By H&R Block’s Director of Tax Communications, Mark Chapman
It’s less than a month to tax time, and from 1 July, millions of Australian parents will be going through the arduous ordeal of preparing their tax return in the hope of a speedy and substantial tax refund.
With 84 percent of taxpayers expecting a refund and the average size of refunds last year reaching over $3,500, it pays to spend a little time and effort ensuring you’ve got every detail of your return right.
So what are H&R Block’s top tips for maximising your refund this year?
1. Claim what you’re entitled to
You’re entitled to claim a deduction for any expense which you incurred in earning your income. So, if you have incurred a work-related expense, and you have the paperwork to prove it, don’t hesitate to claim it. Amongst the common deductions many taxpayers claim are:
- Costs of using your own car for work
- Costs of travelling for work
- Costs of tools and other equipment
- Home office expenses where you work from home. If you’ve set up a home office in your study or converted a spare bedroom into a workspace, you need to be aware of the potential tax deductions you can claim including the work-related portions of costs such as:
- Heating, cooling, lighting and water bills,
- Depreciation of home office furniture and fittings, depreciation of office equipment and computers
- Computer consumables (like printer ink)

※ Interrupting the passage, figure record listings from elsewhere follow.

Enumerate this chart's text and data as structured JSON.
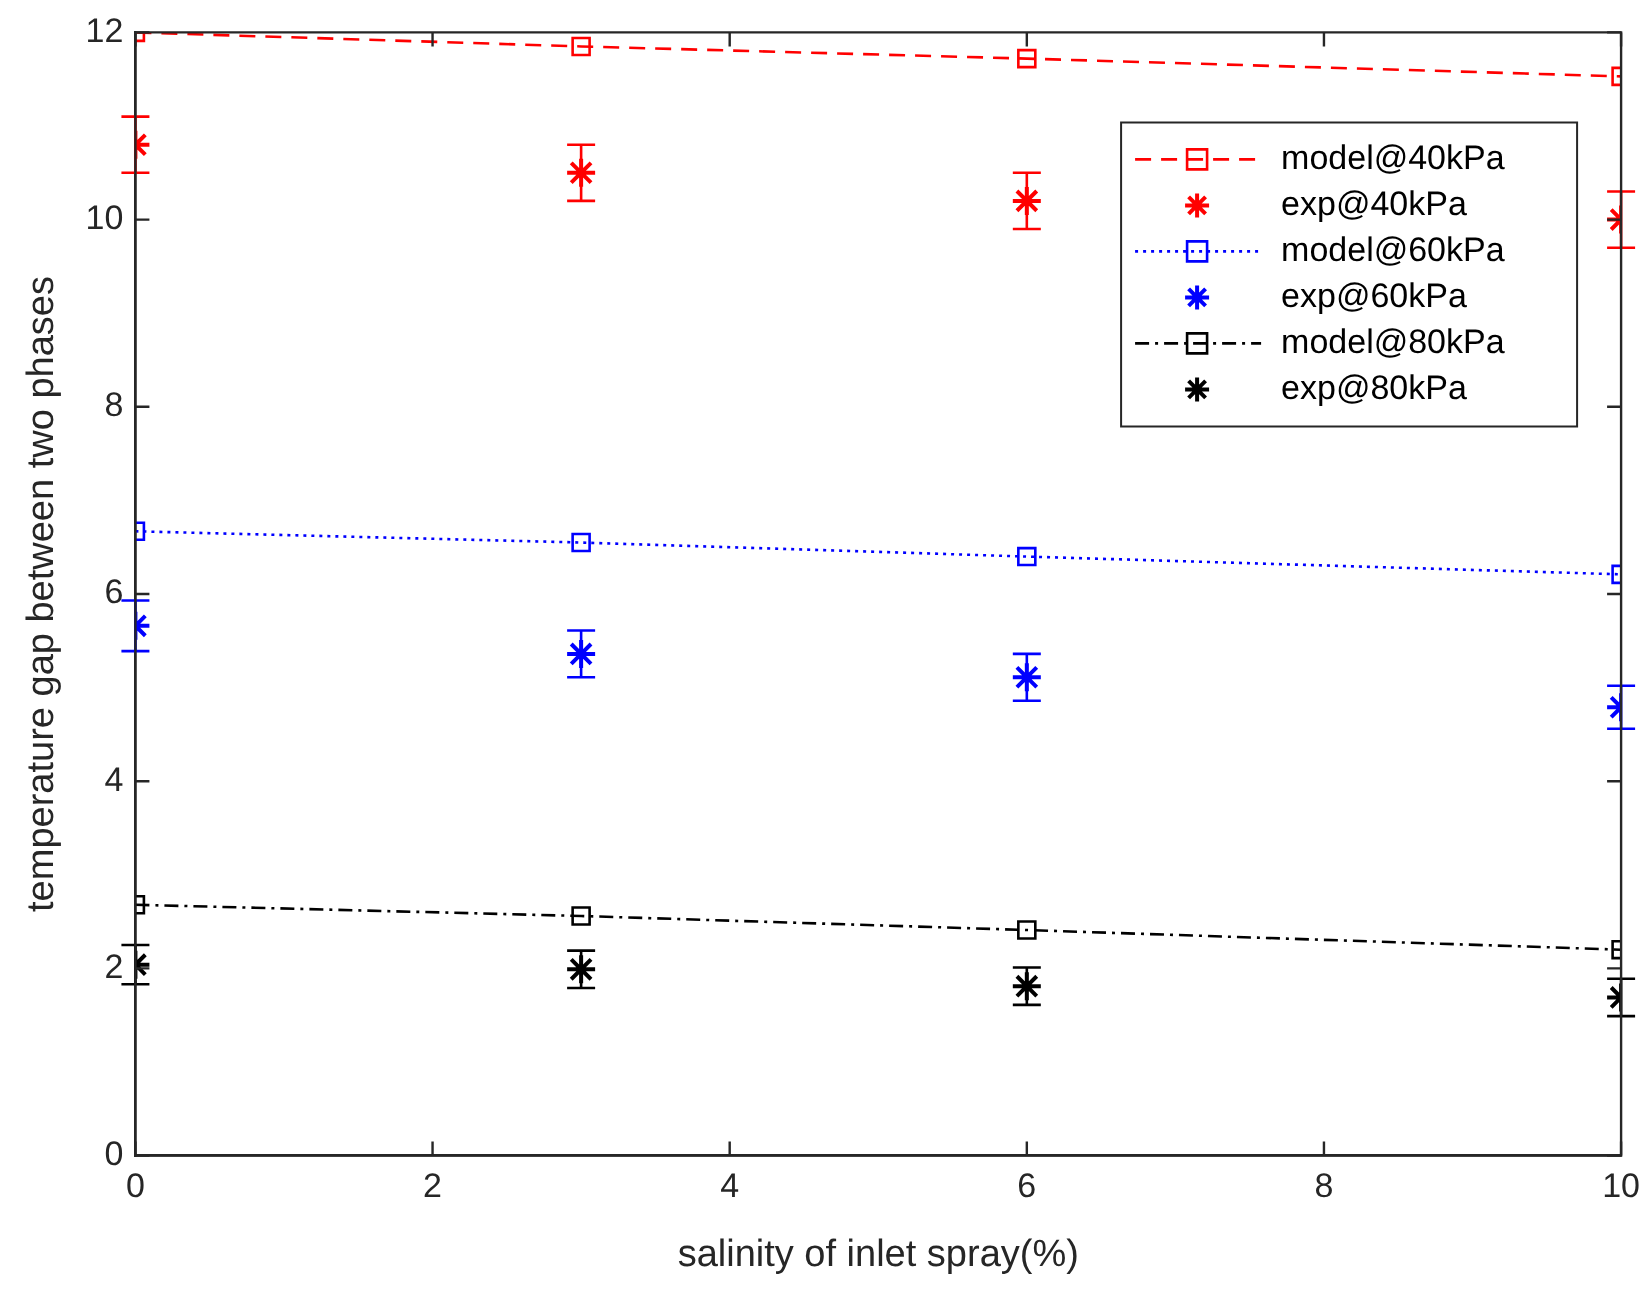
{
  "chart_data": {
    "type": "line",
    "xlabel": "salinity of inlet spray(%)",
    "ylabel": "temperature gap between two phases",
    "x": [
      0,
      3,
      6,
      10
    ],
    "xlim": [
      0,
      10
    ],
    "xticks": [
      0,
      2,
      4,
      6,
      8,
      10
    ],
    "ylim": [
      0,
      12
    ],
    "yticks": [
      0,
      2,
      4,
      6,
      8,
      10,
      12
    ],
    "grid": false,
    "legend": "top right",
    "series": [
      {
        "name": "model@40kPa",
        "type": "line",
        "color": "#ff0000",
        "marker": "square",
        "line_style": "dashed",
        "values": [
          12.0,
          11.85,
          11.72,
          11.53
        ]
      },
      {
        "name": "exp@40kPa",
        "type": "scatter",
        "color": "#ff0000",
        "marker": "cross",
        "values": [
          10.8,
          10.5,
          10.2,
          10.0
        ],
        "errors": [
          0.3,
          0.3,
          0.3,
          0.3
        ]
      },
      {
        "name": "model@60kPa",
        "type": "line",
        "color": "#0000ff",
        "marker": "square",
        "line_style": "dotted",
        "values": [
          6.67,
          6.55,
          6.4,
          6.21
        ]
      },
      {
        "name": "exp@60kPa",
        "type": "scatter",
        "color": "#0000ff",
        "marker": "cross",
        "values": [
          5.66,
          5.36,
          5.11,
          4.79
        ],
        "errors": [
          0.27,
          0.25,
          0.25,
          0.23
        ]
      },
      {
        "name": "model@80kPa",
        "type": "line",
        "color": "#000000",
        "marker": "square",
        "line_style": "dashdot",
        "values": [
          2.68,
          2.56,
          2.41,
          2.2
        ]
      },
      {
        "name": "exp@80kPa",
        "type": "scatter",
        "color": "#000000",
        "marker": "cross",
        "values": [
          2.04,
          1.99,
          1.81,
          1.69
        ],
        "errors": [
          0.21,
          0.2,
          0.2,
          0.2
        ]
      }
    ]
  }
}
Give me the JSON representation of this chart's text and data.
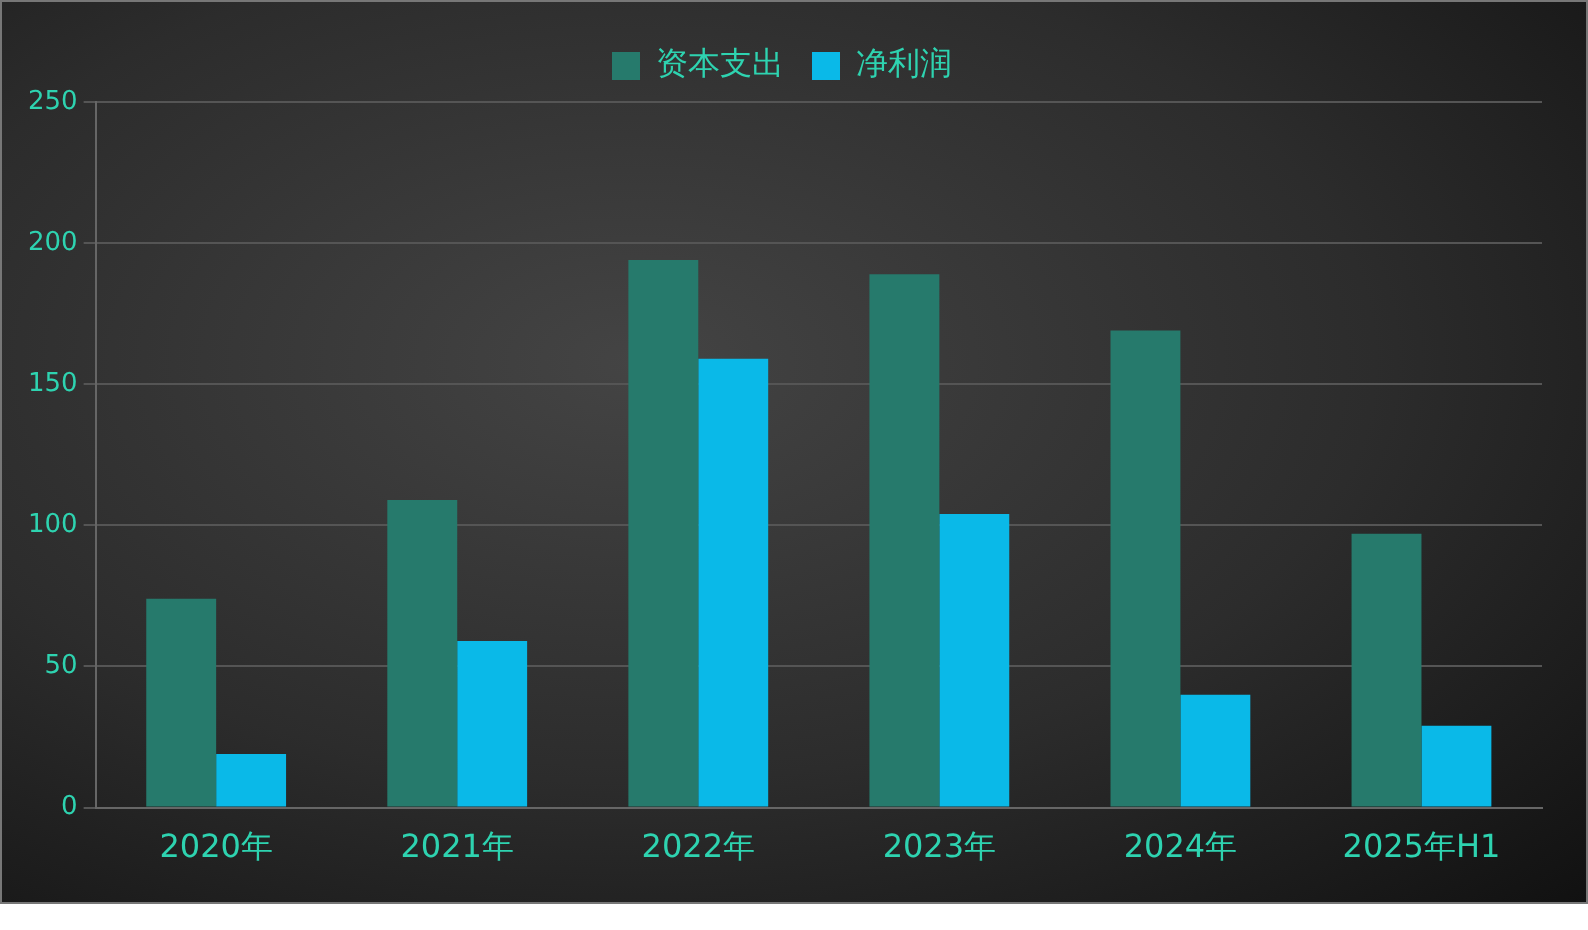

- Telephone and internet costs
- Cleaning costs
A good tax accountant will be able to tell you precisely what you can and can’t claim, minimising the chances of an audit at a later date.
2. Don’t embellish deductions
You can only claim what you’ve spent. So, don’t inflate deductions to get a bigger refund and only claim costs you can prove you spent, by producing an invoice, receipt or bank statement for instance.
3. Do your kids need to lodge a return?
If your children have taxable income, they may need to lodge a tax return.
As children get older, many teenagers will get a part-time evening or weekend job. While it’s unlikely that they will earn more than the tax-free amount of $18,200, if their employer deducts even $1 in tax from their pay, they will need to lodge a return to get a refund.
If your children receive income in the form of interest on a savings account or dividends on shares, they may also need to lodge a tax return to disclose that income but only if the income really does belong to the child.
If you or another adult (such as a grandparent) provides the original funds for the investment, but then receive the investment income to use as you wish (even if you decide to use it for the benefit of your child), the income is treated as belonging to you or the other adult and must be disclosed on your tax return. Similarly, any capital gains or losses (on share disposals for instance) must be reported by you.
4. Any other tax benefits to being a parent?
Sadly not. These days, there are no tax breaks directly linked to being either a parent or part of a couple.
5. Get help
Most people find it far less stressful to pass on all their information to a tax agent and leave it to the agent to complete their return, safe in the knowledge that the return will be accurate and complete. An experienced agent will usually be good at sniffing out those obscure tax deductions you didn’t know you could claim so they can often pay for themselves several times over. Best of all, the tax agent’s fee is also tax deductible!
6. Don’t miss the deadline
If you’re a self-lodger, you must lodge your return by 31 October 2019.
If you use a tax agent, you can lodge later, possibly as late as 15 May 2020. To take advantage of those extended deadlines, you need to be registered as a client of the agent by 31 October 2019.